Foods high in purines are red meat, fish, and chicken. The
solubility of uric acid depends on the acidity or alkalinity
of the urine. In acid urine, pH less than 5.5, uric acid
crystals precipitate leading to stone formation. If urine
is alkaline, uric acid remains soluble and doesn’t
precipitate out. Knowledge of this fact is the basis of
the medical treatment of uric acid stones.
Magnesium Ammonium Phosphate Stones
These stones are also call triple phosphate, struvite, or
infection stones. These stones develop when the urine pH
is higher than 7.2 and ammonia is present in the urine.

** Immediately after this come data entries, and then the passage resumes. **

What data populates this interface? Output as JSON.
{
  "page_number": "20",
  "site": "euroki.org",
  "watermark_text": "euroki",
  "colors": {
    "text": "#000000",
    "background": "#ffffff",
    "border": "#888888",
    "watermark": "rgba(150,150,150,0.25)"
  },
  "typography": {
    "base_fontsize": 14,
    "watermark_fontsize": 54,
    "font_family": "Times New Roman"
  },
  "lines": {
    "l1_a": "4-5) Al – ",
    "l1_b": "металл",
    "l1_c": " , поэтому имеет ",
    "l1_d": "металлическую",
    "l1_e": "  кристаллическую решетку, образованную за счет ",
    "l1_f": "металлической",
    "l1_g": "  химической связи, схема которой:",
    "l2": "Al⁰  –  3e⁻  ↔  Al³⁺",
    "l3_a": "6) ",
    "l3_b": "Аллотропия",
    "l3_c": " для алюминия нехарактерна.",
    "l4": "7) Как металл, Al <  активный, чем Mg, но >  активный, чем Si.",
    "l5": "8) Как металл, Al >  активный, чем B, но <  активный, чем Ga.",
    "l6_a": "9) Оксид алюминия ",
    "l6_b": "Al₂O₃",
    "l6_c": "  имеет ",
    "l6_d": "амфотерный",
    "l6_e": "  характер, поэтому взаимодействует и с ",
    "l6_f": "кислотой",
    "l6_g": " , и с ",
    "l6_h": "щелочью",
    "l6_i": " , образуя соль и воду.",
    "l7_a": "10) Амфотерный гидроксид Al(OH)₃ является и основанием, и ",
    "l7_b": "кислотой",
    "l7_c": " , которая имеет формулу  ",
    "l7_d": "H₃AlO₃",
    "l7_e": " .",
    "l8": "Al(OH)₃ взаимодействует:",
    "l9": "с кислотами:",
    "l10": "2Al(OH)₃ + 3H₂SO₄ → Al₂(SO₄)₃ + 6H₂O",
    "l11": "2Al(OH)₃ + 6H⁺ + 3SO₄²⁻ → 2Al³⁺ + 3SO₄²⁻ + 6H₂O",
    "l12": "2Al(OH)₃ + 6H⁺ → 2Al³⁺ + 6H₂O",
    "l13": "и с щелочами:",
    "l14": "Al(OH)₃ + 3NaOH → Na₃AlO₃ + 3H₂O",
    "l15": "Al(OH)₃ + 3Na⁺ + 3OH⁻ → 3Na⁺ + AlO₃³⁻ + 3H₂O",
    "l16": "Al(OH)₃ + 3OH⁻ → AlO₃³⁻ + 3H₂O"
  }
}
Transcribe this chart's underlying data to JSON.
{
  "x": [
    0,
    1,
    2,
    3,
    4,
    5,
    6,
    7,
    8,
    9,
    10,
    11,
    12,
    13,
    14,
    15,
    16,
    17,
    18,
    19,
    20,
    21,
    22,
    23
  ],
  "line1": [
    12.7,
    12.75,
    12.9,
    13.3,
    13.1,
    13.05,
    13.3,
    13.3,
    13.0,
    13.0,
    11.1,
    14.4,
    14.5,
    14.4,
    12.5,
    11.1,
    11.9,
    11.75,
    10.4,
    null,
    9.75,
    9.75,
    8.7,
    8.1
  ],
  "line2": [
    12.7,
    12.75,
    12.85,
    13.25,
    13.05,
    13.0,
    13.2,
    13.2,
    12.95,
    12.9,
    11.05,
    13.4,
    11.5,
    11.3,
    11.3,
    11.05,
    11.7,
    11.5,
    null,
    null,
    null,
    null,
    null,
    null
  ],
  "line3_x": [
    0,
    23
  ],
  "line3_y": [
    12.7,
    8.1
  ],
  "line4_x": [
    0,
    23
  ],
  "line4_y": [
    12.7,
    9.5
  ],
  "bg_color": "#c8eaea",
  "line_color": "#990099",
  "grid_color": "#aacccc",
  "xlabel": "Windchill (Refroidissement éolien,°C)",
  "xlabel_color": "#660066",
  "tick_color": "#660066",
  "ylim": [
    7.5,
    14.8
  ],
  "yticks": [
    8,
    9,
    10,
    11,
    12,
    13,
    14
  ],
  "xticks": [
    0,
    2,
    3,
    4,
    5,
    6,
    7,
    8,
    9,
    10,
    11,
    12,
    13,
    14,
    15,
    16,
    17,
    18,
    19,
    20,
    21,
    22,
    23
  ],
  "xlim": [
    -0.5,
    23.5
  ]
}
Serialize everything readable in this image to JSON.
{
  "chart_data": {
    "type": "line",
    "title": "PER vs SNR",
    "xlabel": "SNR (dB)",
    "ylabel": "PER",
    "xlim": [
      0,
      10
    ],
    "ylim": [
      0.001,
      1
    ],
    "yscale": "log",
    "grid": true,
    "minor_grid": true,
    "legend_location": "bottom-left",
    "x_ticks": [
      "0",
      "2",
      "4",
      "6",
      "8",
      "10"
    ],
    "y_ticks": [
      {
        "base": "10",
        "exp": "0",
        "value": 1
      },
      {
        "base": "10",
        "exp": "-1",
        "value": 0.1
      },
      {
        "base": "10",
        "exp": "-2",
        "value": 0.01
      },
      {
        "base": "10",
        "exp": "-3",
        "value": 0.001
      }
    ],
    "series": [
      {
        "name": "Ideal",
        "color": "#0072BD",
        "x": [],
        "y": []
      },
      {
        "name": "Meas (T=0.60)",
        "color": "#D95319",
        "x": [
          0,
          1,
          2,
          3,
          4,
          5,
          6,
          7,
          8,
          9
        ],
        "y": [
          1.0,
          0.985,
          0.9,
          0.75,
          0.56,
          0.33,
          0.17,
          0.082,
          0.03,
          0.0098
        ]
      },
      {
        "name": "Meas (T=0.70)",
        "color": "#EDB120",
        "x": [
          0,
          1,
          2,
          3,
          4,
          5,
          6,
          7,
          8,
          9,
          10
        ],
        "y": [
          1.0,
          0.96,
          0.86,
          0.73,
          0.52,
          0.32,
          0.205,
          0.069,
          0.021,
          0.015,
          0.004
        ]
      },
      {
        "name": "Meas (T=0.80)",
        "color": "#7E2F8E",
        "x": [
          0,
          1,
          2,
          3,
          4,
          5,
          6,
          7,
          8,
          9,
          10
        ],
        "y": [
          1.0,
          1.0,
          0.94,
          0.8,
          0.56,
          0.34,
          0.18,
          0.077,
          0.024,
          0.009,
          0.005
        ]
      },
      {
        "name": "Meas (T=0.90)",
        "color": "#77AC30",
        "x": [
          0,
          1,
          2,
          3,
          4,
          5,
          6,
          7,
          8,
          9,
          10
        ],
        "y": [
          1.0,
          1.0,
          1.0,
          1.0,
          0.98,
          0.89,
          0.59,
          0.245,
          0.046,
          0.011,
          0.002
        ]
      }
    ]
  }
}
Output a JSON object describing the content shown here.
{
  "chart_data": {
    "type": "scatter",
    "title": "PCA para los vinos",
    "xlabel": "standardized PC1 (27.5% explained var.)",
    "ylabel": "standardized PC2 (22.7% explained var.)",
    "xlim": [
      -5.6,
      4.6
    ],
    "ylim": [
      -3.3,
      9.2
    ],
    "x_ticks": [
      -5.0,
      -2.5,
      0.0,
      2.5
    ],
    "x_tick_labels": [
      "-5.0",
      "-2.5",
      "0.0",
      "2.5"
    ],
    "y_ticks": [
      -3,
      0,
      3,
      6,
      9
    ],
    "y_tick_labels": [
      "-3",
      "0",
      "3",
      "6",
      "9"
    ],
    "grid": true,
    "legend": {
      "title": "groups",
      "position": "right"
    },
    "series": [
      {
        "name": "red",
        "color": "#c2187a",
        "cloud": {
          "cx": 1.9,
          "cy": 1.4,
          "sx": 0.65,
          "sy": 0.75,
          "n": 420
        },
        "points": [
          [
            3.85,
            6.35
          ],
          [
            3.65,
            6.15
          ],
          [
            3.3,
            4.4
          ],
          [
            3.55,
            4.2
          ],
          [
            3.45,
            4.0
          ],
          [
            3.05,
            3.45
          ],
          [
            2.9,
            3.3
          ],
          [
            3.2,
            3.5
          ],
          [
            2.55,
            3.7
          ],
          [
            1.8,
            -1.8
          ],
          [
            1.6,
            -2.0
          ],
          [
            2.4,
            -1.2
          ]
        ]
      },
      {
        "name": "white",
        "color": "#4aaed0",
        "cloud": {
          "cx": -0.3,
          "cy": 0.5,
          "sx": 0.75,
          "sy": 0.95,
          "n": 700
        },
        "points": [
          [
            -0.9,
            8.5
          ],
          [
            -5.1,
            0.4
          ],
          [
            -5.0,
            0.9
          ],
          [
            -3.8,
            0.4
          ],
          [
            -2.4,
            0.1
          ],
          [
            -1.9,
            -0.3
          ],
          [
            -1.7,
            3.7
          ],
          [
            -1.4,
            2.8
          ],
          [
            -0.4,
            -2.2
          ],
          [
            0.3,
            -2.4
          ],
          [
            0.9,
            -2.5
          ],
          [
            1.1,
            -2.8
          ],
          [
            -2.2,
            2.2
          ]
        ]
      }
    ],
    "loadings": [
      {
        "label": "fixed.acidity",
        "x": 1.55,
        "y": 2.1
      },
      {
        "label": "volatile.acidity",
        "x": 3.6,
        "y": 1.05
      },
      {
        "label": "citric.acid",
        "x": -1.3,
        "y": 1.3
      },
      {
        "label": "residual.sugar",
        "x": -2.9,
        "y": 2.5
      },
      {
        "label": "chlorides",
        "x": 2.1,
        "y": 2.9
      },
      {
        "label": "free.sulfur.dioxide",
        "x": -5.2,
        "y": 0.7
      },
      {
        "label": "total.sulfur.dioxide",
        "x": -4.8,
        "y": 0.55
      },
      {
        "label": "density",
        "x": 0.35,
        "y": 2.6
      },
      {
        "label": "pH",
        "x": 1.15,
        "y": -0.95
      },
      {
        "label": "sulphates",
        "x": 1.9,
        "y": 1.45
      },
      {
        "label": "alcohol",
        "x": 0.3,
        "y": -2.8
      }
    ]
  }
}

Bacteria that produce urease act on the urea present in
urine to form ammonia, bicarbonate, and carbonate ion. The
most common bacteria associated with struvite stones is
proteus, but other bacteria such as staph aureus, klebsiella
pneumoniae, and pseudamonas may also be implicated. Since
females are more susceptible to urinary tract infection,
struvite stones occur more often in females than males with
a ratio of 2:1.
Cystine Stones
Cystinuria is an autosomal recessive disorder that causes
impaired renal tubular reabsorption of cystine, ornithine,
lysine, and arginine. This leads to increased urinary excretion
of these compounds, but the only one that forms stones is
the cystine.
Crixivan Stones
One of the most common protease inhibitors used to treat
HIV disease is crixivan or indinavir sulfate. Urinary stones
have been associated with the use of crixivan.